La récidive

Francis Manaud

En élisant François Hollande à la tête du pays, nous avons accepté un changement d’orientation politique dans l’espoir d’un redressement rapide de l’ensemble de nos conditions de vie. Comme il est difficile à la nouvelle majorité de concéder à l’ancienne un certain nombre d’avancées profitables à notre pays, son premier travail consiste à détricoter l’ensemble de ce qui avait été réalisé auparavant sans même attendre des résultats qui auraient pu s’avérer bénéfiques. C’est malheureusement toujours ainsi que se passent les choses, ce qui produit sans aucun doute un immobilisme dont nous avons de plus en plus de peine à nous défaire. C’est ainsi que la nouvelle Garde des Sceaux n’a pas tardé à s’attaquer au problème de la délinquance chez les jeunes et de remettre en cause les centres fermés pour privilégier le dialogue, comme si cette façon de procéder devait s’adresser à une population capable de faire la part des choses.
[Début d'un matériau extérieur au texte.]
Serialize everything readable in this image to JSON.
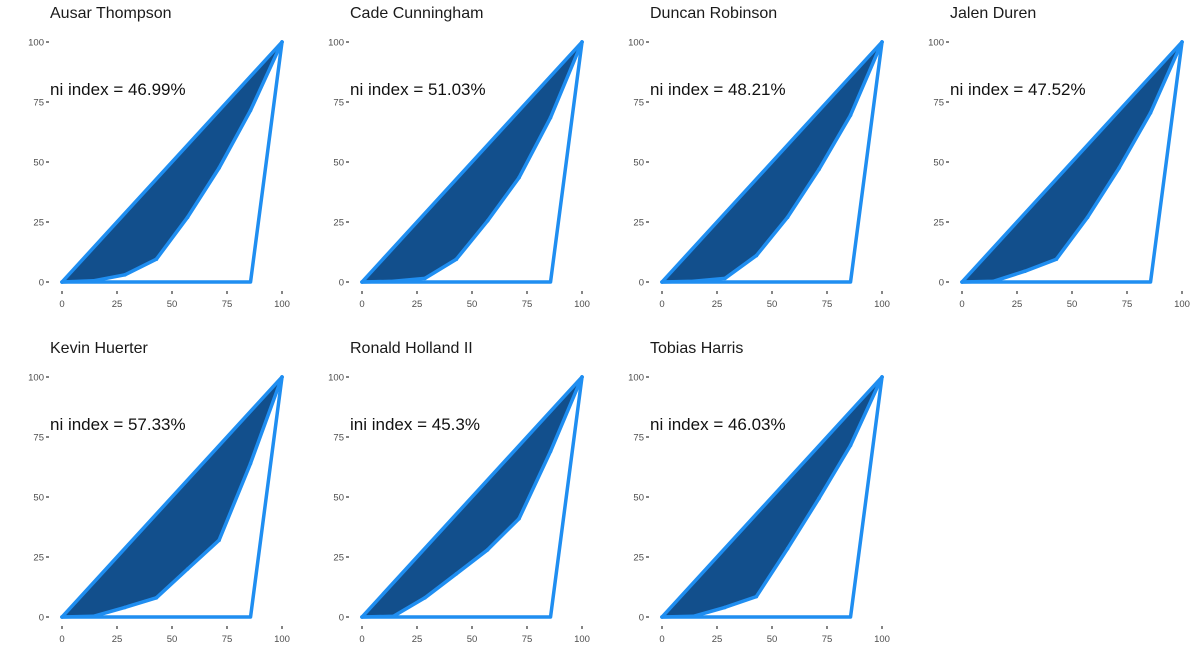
{
  "colors": {
    "line": "#1f8ef1",
    "fill": "#124f8c",
    "text": "#1a1a1a",
    "tick": "#4d4d4d"
  },
  "chart_data": [
    {
      "type": "area",
      "title": "Ausar Thompson",
      "annotation": "ni index = 46.99%",
      "x": [
        0,
        14.3,
        28.6,
        42.9,
        57.1,
        71.4,
        85.7,
        100
      ],
      "lorenz": [
        0,
        0.5,
        3,
        9.5,
        27,
        47.5,
        71.5,
        100
      ],
      "closure_x": [
        0,
        85.7,
        100
      ],
      "closure_y": [
        0,
        0,
        100
      ],
      "xlim": [
        0,
        100
      ],
      "ylim": [
        0,
        100
      ],
      "xticks": [
        "0",
        "25",
        "50",
        "75",
        "100"
      ],
      "yticks": [
        "0",
        "25",
        "50",
        "75",
        "100"
      ],
      "grid": false
    },
    {
      "type": "area",
      "title": "Cade Cunningham",
      "annotation": "ni index = 51.03%",
      "x": [
        0,
        14.3,
        28.6,
        42.9,
        57.1,
        71.4,
        85.7,
        100
      ],
      "lorenz": [
        0,
        0.3,
        1.5,
        9.5,
        25.5,
        43.5,
        68.5,
        100
      ],
      "closure_x": [
        0,
        85.7,
        100
      ],
      "closure_y": [
        0,
        0,
        100
      ],
      "xlim": [
        0,
        100
      ],
      "ylim": [
        0,
        100
      ],
      "xticks": [
        "0",
        "25",
        "50",
        "75",
        "100"
      ],
      "yticks": [
        "0",
        "25",
        "50",
        "75",
        "100"
      ],
      "grid": false
    },
    {
      "type": "area",
      "title": "Duncan Robinson",
      "annotation": "ni index = 48.21%",
      "x": [
        0,
        14.3,
        28.6,
        42.9,
        57.1,
        71.4,
        85.7,
        100
      ],
      "lorenz": [
        0,
        0.3,
        1.5,
        11,
        27,
        47,
        69.5,
        100
      ],
      "closure_x": [
        0,
        85.7,
        100
      ],
      "closure_y": [
        0,
        0,
        100
      ],
      "xlim": [
        0,
        100
      ],
      "ylim": [
        0,
        100
      ],
      "xticks": [
        "0",
        "25",
        "50",
        "75",
        "100"
      ],
      "yticks": [
        "0",
        "25",
        "50",
        "75",
        "100"
      ],
      "grid": false
    },
    {
      "type": "area",
      "title": "Jalen Duren",
      "annotation": "ni index = 47.52%",
      "x": [
        0,
        14.3,
        28.6,
        42.9,
        57.1,
        71.4,
        85.7,
        100
      ],
      "lorenz": [
        0,
        0.3,
        4.5,
        9.5,
        27,
        47.5,
        70.5,
        100
      ],
      "closure_x": [
        0,
        85.7,
        100
      ],
      "closure_y": [
        0,
        0,
        100
      ],
      "xlim": [
        0,
        100
      ],
      "ylim": [
        0,
        100
      ],
      "xticks": [
        "0",
        "25",
        "50",
        "75",
        "100"
      ],
      "yticks": [
        "0",
        "25",
        "50",
        "75",
        "100"
      ],
      "grid": false
    },
    {
      "type": "area",
      "title": "Kevin Huerter",
      "annotation": "ni index = 57.33%",
      "x": [
        0,
        14.3,
        28.6,
        42.9,
        57.1,
        71.4,
        85.7,
        100
      ],
      "lorenz": [
        0,
        0.3,
        4,
        8,
        20,
        32,
        64,
        100
      ],
      "closure_x": [
        0,
        85.7,
        100
      ],
      "closure_y": [
        0,
        0,
        100
      ],
      "xlim": [
        0,
        100
      ],
      "ylim": [
        0,
        100
      ],
      "xticks": [
        "0",
        "25",
        "50",
        "75",
        "100"
      ],
      "yticks": [
        "0",
        "25",
        "50",
        "75",
        "100"
      ],
      "grid": false
    },
    {
      "type": "area",
      "title": "Ronald Holland II",
      "annotation": "ini index = 45.3%",
      "x": [
        0,
        14.3,
        28.6,
        42.9,
        57.1,
        71.4,
        85.7,
        100
      ],
      "lorenz": [
        0,
        0.3,
        8,
        18,
        28,
        41,
        69,
        100
      ],
      "closure_x": [
        0,
        85.7,
        100
      ],
      "closure_y": [
        0,
        0,
        100
      ],
      "xlim": [
        0,
        100
      ],
      "ylim": [
        0,
        100
      ],
      "xticks": [
        "0",
        "25",
        "50",
        "75",
        "100"
      ],
      "yticks": [
        "0",
        "25",
        "50",
        "75",
        "100"
      ],
      "grid": false
    },
    {
      "type": "area",
      "title": "Tobias Harris",
      "annotation": "ni index = 46.03%",
      "x": [
        0,
        14.3,
        28.6,
        42.9,
        57.1,
        71.4,
        85.7,
        100
      ],
      "lorenz": [
        0,
        0.3,
        4,
        8.5,
        28.5,
        49.5,
        71.5,
        100
      ],
      "closure_x": [
        0,
        85.7,
        100
      ],
      "closure_y": [
        0,
        0,
        100
      ],
      "xlim": [
        0,
        100
      ],
      "ylim": [
        0,
        100
      ],
      "xticks": [
        "0",
        "25",
        "50",
        "75",
        "100"
      ],
      "yticks": [
        "0",
        "25",
        "50",
        "75",
        "100"
      ],
      "grid": false
    }
  ]
}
En effet dans la plupart des cas, pour se faire comprendre il faut opposer la violence à la violence et montrer à ces jeunes déstructurés que la violence est sans issue et que donc il faut choisir une autre voie que celle qu’ils ont adoptée. En fait le véritable échec dans notre politique vis-à-vis d’une jeunesse qui croit que tout peut lui être permis, c’est d’avoir supprimé le service militaire. Ce dernier avait fait ses preuves dans l’émancipation des jeunes paysans d’autrefois.

 

La République nous doit assistance et protection

 

Il serait on ne peut plus utile, pour remettre dans le droit chemin les enfants privés de tout sens civique dans une société multiculturelle qui est en train de se construire en établissant de nouvelles règles du vivre ensemble. Hélas on détruit peu à peu les anciennes casernes pour construire des logements sociaux qui ne formeront rien de plus que de nouveaux ilots de délinquance et de super marchés de la drogue. Dans le même élan, on va remettre en question le problème de la récidive qui met en lumière la difficulté de remettre dans le circuit social des individus déjà condamnés pour des faits identiques. Tout le monde sait bien que la prison n’est que le moyen provisoire d’écarter un délinquant de la société pour éviter tout phénomène de vengeance et si possible, pour lui donner le temps de la réflexion vis-à-vis du crime qu’il a commis, tout en sachant qu’à l’issue de sa peine, il lui sera bien difficile de se réinsérer dans une société déjà bien exigeante pour ceux exempts de tous reproches. La plupart du temps, les peines prononcées bénéficient de remises parfois très importantes. Que survienne alors un nouveau crime et l’on peut en conclure sans aucune hésitation que ni la thérapie ni la réflexion ne sont venues à bout d’une pathologie incurable. Dans ces conditions l’enfermement à vie semble la seule solution sans aucune contestation possible. En France peu de gens meurent en prison et pourtant si tel était le cas, bien des drames auraient été évités. La République nous doit assistance et protection. Cela a un prix, il faut accepter de le payer même au prix de l’abolition de la peine de mort.